LONDON (AP) — The United States and Britain pressed the world’s economic powerhouses yesterday to cancel $15 billion owed by 18 poor nations and free up money to spend on health care, education and infrastructure in those struggling lands.

There was support for the plan at talks among finance ministers from the Group of Eight nations, but some reported differences on how to finance the loan write-offs and said an agreement was unlikely before next month’s meeting of G-8 leaders in Scotland.

Britain and the United States want their G-8 partners to support eventually canceling 100 percent of all debts that poor countries owe multilateral institutions such as the World Bank, the International Monetary Fund and the African Development Bank.

The proposal, negotiated earlier this week in Washington by British Prime Minister Tony Blair and President Bush, followed a significant concession from the White House that money used to reimburse the lending institutions would not come out of future aid, British officials said.

The agreement would initially cover 18 nations eligible for debt relief under an IMF-World Bank program to encourage economic and government reforms. Aid experts estimate that would leave those countries with an extra $1 billion to spend at home each year.

A further nine countries are said to be close to meeting targets set out under the initiative and would then qualify for debt relief. Eleven nations have been too hampered by corruption, poor governance, wars or other challenges to complete the economic-reform stage of the initiative, which was started by the World Bank and IMF in 1996.

British treasury chief Gordon Brown said yesterday he was optimistic the G-8 nations — the United States, Britain, Japan, Germany, France, Italy, Canada and Russia — would approve canceling debts.
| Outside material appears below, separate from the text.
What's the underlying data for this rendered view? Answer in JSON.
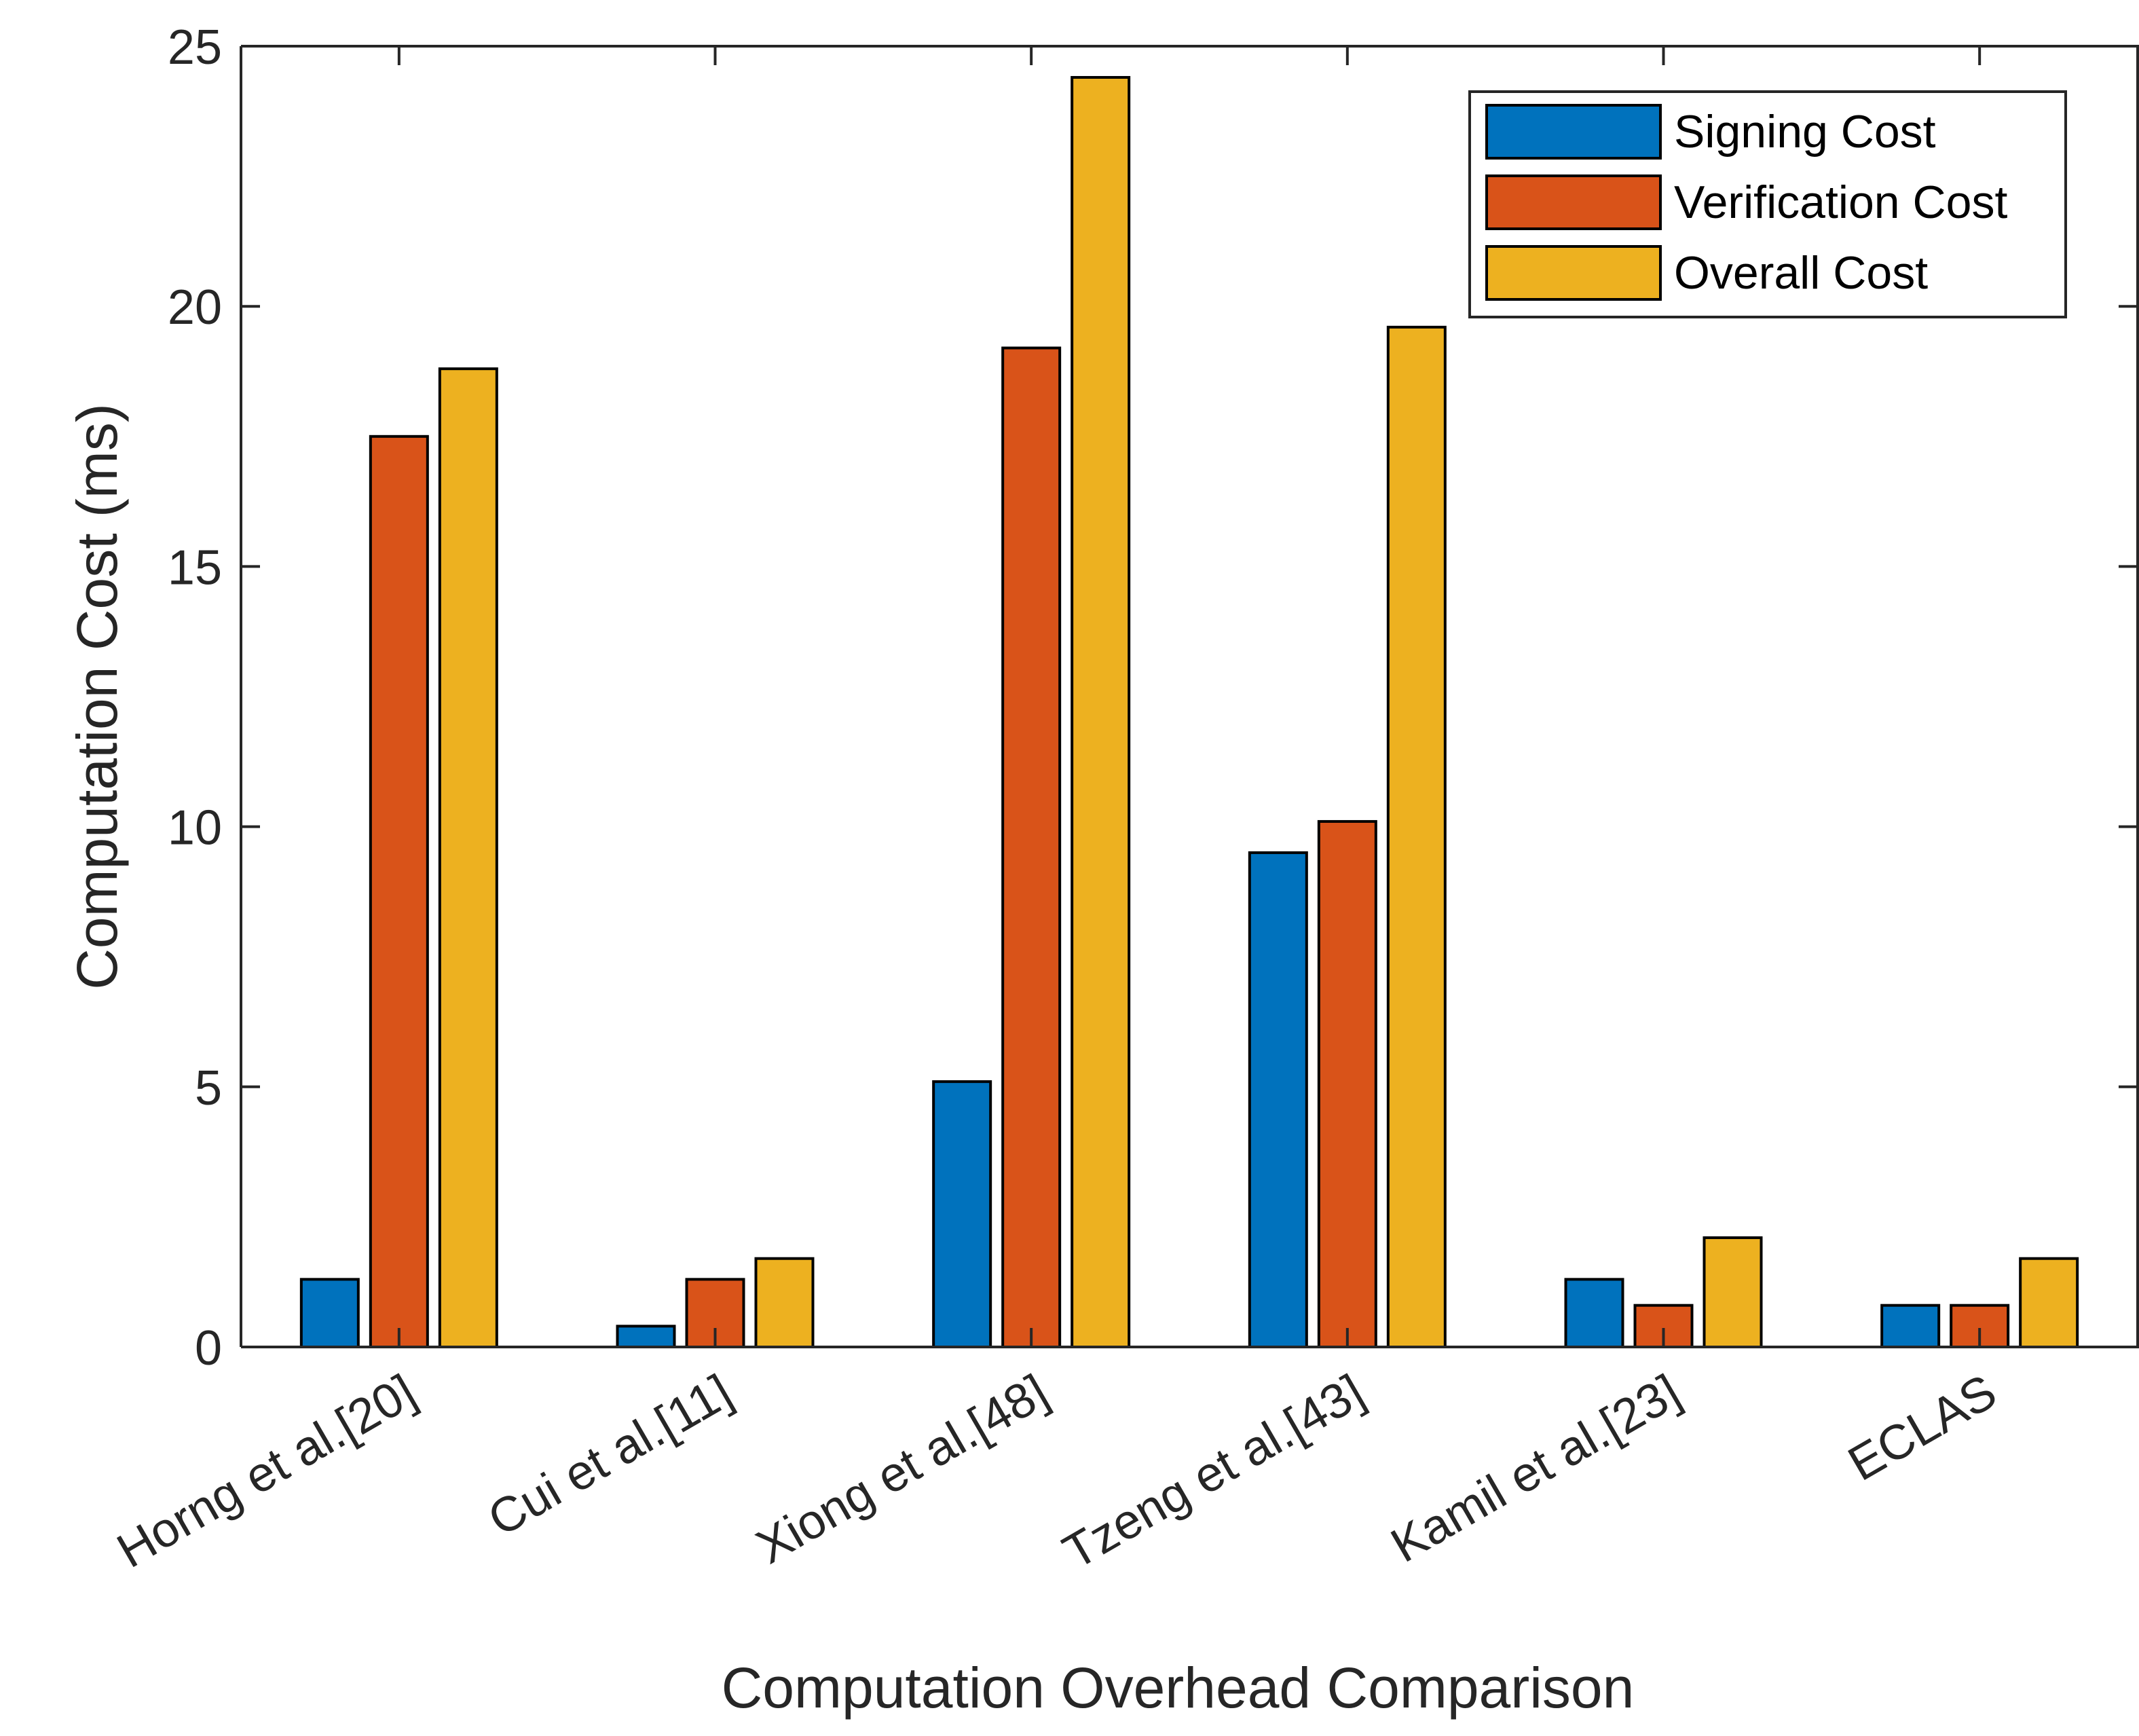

“Much is still to be done, but I think there is a will to do this in a way that would see the biggest debt settlement the world has ever seen,” Mr. Brown said.

Support appeared strong from some countries at the talks, which were to continue today.

Canadian Finance Minister Ralph Goodale said his country was prepared to assume its “full, fair share of the cost responsibility for this.”

“I am more optimistic going in to this meeting about an acceptable result than I have ever been,” he said.

Italy’s finance minister, Domenico Siniscalco, said he was “very optimistic” debt relief would be worked out.

Mr. Blair and Mr. Bush believe the international institutions should simply scrap the debts of poor countries — totaling up to $68 billion for nations in sub-Saharan Africa alone — because the crippling repayments eat up money that could be better spent on developing economies and improving peoples’ lives.

They say the world’s rich nations would provide extra money to the lenders to compensate for the loans and ensure future aid packages are not affected.

But disagreements remain over how to pay for the debt relief.

Britain has proposed that the IMF revalue or sell some of its gold reserves to raise cash for the plan. Washington, worried about the effect on the gold bullion market, opposes that.

German Finance Minister Hans Eichel predicted no agreement would come before the G-8 summit in Gleneagles, Scotland, on July 6-8.

“We won’t finish here, as we are still a bit too far apart,” he told reporters. “But I think we will come to an agreement by the time of Gleneagles.”

There was no indication of Russian support for the plan. A Russian Finance Ministry official, who declined to be identified, pointed out his country’s economy is merely stable and said the international community has not forgiven Russia’s debts.

Ministers discussed debt relief at a dinner yesterday and will talk further today, when they also planned to tackle other topics such as the effect of high oil prices on global growth.